Vooral strofe twee en drie zoomen in op de specifieke kenmerken van dit ziektebeeld. Het lyrisch ik beseft langs de rand van de afgrond te zijn gegaan. ‘Het gaat goed. Ik ben nog steeds niet doodgebloed’ klinkt rancuneus. Alsof er veel te weinig aandacht voor de emoties van dit ‘onverschrokken meisje’ was. In de eerste en laatste strofe is er veel aandacht voor deze emoties, waardoor het gedicht het specifieke overstijgt. In de zeer persoonlijke ervaring van het beschrevene klinkt door wat ook door patiënten met andere klachten/ziektebeelden herkend kan worden.

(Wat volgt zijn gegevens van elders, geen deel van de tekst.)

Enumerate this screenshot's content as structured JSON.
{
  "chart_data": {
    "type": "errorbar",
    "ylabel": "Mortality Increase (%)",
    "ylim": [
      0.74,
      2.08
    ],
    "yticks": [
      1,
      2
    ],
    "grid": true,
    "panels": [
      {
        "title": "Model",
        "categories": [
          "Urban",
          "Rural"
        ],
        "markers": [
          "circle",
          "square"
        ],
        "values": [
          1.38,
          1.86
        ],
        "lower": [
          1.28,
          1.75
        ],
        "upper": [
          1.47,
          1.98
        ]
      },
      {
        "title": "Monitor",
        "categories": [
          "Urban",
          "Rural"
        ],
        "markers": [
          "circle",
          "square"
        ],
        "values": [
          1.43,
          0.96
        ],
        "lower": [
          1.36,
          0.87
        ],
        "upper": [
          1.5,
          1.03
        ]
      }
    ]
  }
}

De doodsangst wordt beeldend onder woorden gebracht, waarbij het ‘ik’ houvast probeert te vinden aan religieuze (protestants christelijke) zekerheden: hemelkoren, herrijzenis. Maar de twijfel in r5 betreft niet alleen twijfel aan de behandeling, maar ook twijfel aan het geloof. In de laatste strofe lezen we ‘als toeval het beschikt’, een variatie op ‘de mens wikt, God beschikt’. Het gedicht mondt uit in een climax: ‘godvergeten ziek’, “Mijn God, mijn God, waarom hebt Gij mij verlaten?”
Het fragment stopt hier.